Blog Digital Twin

Smart data mining in Saas DT

Abstract

The article discusses two versions of a smart data mining search engine for Saas DT (dtwin.city). The first version uses TF-IDF rankings to find relevant results based on user queries, but it has limitations in understanding context and unavailable data. The second version utilizes tokenization and embeddings to create a three-dimensional matrix for better search accuracy. This version solves all the mentioned problems and can handle erroneous or indirect queries. The article concludes by suggesting future developments for the project.

What the search is for:

Allows you to quickly retrieve the required location data in a specific form.
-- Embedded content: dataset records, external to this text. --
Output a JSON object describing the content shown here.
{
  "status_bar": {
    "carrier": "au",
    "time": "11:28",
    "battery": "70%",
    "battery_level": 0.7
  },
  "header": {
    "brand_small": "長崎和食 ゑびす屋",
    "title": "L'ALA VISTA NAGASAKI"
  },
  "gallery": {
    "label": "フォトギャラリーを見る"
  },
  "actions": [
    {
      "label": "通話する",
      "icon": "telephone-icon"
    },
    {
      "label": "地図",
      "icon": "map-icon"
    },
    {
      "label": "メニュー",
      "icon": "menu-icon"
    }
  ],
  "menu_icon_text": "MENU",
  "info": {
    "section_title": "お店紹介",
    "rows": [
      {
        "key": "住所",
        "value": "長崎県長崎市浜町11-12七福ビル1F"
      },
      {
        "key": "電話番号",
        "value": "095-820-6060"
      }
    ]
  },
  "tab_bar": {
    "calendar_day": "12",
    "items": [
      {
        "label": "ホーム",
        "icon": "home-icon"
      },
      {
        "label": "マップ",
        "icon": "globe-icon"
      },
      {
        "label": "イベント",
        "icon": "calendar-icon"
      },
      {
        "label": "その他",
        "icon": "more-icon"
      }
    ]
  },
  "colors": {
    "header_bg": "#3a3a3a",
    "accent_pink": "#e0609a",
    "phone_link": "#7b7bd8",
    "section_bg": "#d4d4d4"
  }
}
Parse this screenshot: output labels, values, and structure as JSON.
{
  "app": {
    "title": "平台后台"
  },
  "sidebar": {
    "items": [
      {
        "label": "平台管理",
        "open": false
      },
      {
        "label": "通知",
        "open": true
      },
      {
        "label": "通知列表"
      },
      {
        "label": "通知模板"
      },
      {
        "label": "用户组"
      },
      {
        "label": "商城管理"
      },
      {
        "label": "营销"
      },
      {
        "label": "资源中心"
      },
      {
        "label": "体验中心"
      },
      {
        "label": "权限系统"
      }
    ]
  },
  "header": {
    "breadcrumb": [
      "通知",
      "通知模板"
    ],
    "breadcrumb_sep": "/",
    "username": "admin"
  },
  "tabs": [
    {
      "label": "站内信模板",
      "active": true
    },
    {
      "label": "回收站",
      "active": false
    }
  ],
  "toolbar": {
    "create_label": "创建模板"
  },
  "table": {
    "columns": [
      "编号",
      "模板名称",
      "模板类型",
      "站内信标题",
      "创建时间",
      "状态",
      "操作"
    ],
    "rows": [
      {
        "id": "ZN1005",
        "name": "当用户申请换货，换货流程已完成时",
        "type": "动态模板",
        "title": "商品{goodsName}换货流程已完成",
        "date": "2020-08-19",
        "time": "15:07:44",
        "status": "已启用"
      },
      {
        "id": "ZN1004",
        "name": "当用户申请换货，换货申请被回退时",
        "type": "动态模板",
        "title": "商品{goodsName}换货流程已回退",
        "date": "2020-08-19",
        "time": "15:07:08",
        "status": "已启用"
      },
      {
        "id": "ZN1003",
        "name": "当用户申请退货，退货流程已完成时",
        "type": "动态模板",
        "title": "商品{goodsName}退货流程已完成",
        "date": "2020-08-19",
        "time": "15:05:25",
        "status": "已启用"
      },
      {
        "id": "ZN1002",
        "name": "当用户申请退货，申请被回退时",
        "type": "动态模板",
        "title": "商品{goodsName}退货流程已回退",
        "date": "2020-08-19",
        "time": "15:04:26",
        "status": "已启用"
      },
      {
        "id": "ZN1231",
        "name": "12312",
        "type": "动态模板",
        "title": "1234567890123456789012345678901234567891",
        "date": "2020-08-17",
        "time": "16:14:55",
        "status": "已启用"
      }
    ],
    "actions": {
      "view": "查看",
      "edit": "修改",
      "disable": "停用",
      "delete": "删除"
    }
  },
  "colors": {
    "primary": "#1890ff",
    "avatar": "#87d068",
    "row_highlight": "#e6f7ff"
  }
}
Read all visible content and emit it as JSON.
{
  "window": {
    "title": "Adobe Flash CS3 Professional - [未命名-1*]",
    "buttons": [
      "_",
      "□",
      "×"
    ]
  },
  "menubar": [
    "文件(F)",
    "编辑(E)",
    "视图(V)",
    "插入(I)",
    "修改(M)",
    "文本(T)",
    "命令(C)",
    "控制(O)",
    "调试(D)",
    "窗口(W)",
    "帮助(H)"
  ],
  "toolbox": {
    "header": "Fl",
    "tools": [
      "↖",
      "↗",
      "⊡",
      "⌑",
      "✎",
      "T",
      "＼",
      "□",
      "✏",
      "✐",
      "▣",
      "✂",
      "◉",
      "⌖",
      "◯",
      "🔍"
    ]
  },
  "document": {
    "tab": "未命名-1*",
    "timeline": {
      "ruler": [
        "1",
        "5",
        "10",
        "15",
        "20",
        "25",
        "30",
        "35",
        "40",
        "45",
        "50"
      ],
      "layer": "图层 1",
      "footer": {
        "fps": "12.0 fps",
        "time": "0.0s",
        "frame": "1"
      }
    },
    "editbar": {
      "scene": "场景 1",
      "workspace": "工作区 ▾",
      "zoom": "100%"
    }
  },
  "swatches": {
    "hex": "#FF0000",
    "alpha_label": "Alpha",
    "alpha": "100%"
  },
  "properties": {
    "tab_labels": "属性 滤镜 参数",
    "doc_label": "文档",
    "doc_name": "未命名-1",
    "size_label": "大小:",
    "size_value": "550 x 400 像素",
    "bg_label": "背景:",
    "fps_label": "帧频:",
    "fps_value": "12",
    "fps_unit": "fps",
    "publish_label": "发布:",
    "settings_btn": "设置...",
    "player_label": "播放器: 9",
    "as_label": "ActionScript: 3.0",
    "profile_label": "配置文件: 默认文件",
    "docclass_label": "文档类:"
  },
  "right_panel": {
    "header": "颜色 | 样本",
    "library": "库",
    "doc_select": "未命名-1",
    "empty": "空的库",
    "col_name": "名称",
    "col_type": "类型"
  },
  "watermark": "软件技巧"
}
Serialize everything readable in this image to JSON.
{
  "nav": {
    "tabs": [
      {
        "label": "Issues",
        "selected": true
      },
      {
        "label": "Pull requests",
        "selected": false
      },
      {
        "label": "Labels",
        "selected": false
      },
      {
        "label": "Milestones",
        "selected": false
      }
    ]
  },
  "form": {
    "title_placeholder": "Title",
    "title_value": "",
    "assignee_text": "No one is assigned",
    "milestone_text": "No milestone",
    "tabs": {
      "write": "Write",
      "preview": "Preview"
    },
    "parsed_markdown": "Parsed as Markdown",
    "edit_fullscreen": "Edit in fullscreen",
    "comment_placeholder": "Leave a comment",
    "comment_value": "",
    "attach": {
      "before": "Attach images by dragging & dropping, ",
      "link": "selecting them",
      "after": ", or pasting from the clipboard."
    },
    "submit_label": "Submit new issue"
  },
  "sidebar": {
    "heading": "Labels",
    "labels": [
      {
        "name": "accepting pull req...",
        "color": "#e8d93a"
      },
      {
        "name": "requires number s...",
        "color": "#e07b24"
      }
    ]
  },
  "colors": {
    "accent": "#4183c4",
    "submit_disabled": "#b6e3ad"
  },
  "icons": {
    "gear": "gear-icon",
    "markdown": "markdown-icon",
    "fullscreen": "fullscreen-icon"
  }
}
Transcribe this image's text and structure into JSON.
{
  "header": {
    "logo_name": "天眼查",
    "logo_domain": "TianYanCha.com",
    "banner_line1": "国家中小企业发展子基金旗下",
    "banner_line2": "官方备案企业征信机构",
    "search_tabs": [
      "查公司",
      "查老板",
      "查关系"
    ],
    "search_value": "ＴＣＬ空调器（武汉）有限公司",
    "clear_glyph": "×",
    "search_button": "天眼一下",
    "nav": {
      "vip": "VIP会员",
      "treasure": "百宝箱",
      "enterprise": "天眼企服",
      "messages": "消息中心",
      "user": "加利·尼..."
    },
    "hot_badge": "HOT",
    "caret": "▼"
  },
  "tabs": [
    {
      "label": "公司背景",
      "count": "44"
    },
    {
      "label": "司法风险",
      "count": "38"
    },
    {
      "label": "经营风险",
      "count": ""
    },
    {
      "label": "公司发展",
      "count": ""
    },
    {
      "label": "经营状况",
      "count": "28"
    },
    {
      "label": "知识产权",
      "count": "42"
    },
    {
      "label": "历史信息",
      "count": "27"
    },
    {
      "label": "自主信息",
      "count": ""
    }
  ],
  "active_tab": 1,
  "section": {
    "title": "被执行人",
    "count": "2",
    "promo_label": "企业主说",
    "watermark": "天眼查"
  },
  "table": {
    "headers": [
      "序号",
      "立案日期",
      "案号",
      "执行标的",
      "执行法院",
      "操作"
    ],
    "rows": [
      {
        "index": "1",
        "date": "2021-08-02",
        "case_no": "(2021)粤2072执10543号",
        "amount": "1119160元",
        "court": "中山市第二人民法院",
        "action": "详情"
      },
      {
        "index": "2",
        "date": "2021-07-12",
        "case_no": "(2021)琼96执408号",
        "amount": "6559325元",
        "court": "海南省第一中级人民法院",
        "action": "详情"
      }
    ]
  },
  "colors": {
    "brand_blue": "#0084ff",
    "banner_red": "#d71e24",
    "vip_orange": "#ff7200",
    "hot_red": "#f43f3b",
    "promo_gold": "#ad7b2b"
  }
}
Expectation of the user from the search engine on our service:

When entering a location or/and indicator (and view type - Optional), it produces relevant results.

Problems for the system:

1) Location can be written as "capital of something", "output multiple cities", etc.
2) Indicator as something generic: "population", "cash", "income", etc.
3) Spelling errors are also possible.
4) The requested data is not available in the database.

Solution:

Version №1.

Working principle:
1) The incoming query is split into separate words, auxiliary parts of speech are removed. And are brought to the standard word form.
2) Service parts of speech and "rubbish" words are removed from the directory. And each line is split into separate words.
3) Each word from the query is compared with each word from the catalog up to 3 word errors.
4) The TF-IDF ranks the strings and finds the most relevant answers by cutting off 99% of the sample.
Result: Solves problems (2) and (3). But can't solve problem (1) because the search engine doesn't understand the context, and problem (4).

Version №2.

A special catalog is prepared (indexed by location + indicator, For example: Helsinki; Working age population):
1) An off-the-shelf solution from OpenAI is taken. Their dictionary and embeddings.
2) The indexed part (location + indicator) is tokenised (turned into a numeric vector (array)) using the dictionary. An example: "Helsinki; Work age population" -> "Hel sin ki ; Wo rk ag e pop ula tion" -> 74, 46, 528, 13, 7897, 811, 39, 10, 1641, 152, 913.
3) Each token corresponds to its embedding (vector of token characteristics).
4) The whole directory is indexed in this way, resulting in a three-dimensional matrix.
It is worth explaining. Embeddings have the advantage of being able to make "sense" (gross simplification). For example, if you put together trained embeddings: king + woman = queen, cat + child = kitten, etc.

Search:

1) The user query is tokenised and the embeddings are added.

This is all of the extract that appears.